Variante der Bristol Britannia
Bristol Britannia 312
310er-Serie in Produktion für die BOAC, mit verstärktem Rumpf und Fahrwerk sowie Langstreckentanks: 18 gebaut, die Nordatlantik-Maschinen.
- 18
- Gebaute Exemplare
- 7.130 km
- Reichweite
- 139
- Passagiere
Geschichte
Die Britannia des Nordatlantiks
Die 312 ist die Produktionsversion der 310er-Serie für die BOAC: wie die 305, aber mit verstärkter Rumpfbeplankung und Fahrwerk sowie Langstrecken-Treibstoffkapazität — daher ihr ursprünglicher Name 300LR. Es wurden 18 gebaut.
Die Auslieferungen begannen im September 1957, und der Einstand war spektakulär: Am 19. Dezember 1957 absolvierte sie den weltweit ersten Nonstop-Flug zwischen London und Kanada, und Ende desselben Monats eröffnete die BOAC den planmäßigen Linienverkehr London-New York. 1959 erweiterte die Gesellschaft ihr Netz über den Pazifik nach Tokio und Hongkong, mit einer Westroute über London-New York-San Francisco-Honolulu-Wake-Insel-Tokio-Hongkong. Im März 1964 besaß die BOAC 50 Flugzeuge, davon zehn Britannia 312; ihr letzter planmäßiger Britannia-Flug fand im April 1965 statt. Fünf 312 wurden in den sechziger Jahren zu 312F-Frachtern umgebaut, eine wurde für Ghana Airways zum Model 319 umgebaut.
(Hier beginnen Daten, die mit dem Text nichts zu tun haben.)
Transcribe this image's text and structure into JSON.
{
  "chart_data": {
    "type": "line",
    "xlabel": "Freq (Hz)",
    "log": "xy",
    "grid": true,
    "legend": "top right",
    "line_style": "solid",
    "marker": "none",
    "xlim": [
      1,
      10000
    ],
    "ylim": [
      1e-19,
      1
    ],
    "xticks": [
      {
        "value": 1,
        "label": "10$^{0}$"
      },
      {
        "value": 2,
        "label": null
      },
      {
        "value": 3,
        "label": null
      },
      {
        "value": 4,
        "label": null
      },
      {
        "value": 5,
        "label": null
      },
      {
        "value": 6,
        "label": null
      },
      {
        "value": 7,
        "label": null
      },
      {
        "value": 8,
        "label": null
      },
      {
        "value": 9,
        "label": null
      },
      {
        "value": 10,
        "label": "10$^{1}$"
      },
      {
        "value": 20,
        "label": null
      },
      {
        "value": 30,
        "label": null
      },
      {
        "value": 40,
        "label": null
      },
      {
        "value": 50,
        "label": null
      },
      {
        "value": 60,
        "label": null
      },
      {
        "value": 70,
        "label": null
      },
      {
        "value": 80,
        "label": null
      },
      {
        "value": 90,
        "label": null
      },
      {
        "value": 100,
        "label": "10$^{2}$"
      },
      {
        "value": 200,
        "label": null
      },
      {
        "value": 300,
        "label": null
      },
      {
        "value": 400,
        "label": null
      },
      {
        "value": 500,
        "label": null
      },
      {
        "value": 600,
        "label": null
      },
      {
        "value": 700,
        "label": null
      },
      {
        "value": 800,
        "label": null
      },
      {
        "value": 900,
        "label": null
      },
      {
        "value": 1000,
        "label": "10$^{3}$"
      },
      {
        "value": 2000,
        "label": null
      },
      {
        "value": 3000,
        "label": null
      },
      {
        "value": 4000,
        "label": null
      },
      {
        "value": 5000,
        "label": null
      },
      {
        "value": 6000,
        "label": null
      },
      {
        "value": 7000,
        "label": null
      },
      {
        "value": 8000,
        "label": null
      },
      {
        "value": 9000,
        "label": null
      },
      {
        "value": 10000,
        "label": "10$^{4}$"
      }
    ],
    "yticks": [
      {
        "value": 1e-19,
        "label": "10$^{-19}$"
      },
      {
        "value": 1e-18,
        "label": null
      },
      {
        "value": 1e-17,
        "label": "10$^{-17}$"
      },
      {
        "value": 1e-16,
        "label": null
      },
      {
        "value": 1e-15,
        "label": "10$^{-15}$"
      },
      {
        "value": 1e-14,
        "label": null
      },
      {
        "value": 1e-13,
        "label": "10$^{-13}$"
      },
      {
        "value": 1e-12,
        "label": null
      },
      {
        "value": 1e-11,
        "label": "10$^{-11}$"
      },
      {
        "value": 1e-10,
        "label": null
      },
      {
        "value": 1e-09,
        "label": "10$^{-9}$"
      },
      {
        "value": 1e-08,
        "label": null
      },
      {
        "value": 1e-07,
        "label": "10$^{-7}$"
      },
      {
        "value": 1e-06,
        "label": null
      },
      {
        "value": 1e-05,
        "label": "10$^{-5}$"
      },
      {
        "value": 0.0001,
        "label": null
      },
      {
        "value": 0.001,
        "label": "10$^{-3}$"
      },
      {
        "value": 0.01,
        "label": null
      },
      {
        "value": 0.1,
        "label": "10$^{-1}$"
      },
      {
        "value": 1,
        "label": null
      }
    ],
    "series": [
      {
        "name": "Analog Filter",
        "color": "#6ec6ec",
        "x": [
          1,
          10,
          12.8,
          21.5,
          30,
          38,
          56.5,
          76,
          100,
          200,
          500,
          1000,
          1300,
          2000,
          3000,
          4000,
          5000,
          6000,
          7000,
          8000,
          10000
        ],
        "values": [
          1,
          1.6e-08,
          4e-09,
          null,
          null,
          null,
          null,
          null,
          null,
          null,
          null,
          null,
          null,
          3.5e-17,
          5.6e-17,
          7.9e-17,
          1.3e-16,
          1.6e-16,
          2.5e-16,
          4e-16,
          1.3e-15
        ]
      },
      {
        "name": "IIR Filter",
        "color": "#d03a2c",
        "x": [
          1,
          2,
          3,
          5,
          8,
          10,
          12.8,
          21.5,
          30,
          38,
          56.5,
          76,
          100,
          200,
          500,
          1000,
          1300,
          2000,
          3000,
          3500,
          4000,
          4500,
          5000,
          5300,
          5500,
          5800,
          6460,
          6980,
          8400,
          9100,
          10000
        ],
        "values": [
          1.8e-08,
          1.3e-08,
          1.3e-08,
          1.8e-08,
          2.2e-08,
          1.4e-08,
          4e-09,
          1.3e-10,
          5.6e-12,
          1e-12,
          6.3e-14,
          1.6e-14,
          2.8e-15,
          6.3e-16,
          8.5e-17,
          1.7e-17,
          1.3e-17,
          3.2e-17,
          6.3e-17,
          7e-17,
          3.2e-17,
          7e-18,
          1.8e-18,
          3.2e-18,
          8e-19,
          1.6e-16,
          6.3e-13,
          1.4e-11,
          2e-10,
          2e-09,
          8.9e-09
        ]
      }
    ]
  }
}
Die Daten der 310er-Serie: 37,9 m Länge, 43,4 m Spannweite, 11,4 m Höhe, 39.190 kg Leergewicht, 83.915 kg maximales Startgewicht, vier Proteus 765 mit je 4.450 äquivalenten PS, 639 km/h Höchstgeschwindigkeit, 575 km/h Reisegeschwindigkeit in 22.000 Fuß, 7.315 m Dienstgipfelhöhe und 7.129 km Reichweite, mit 139 Passagieren in der Touristenklasse und einer Besatzung von vier bis sieben.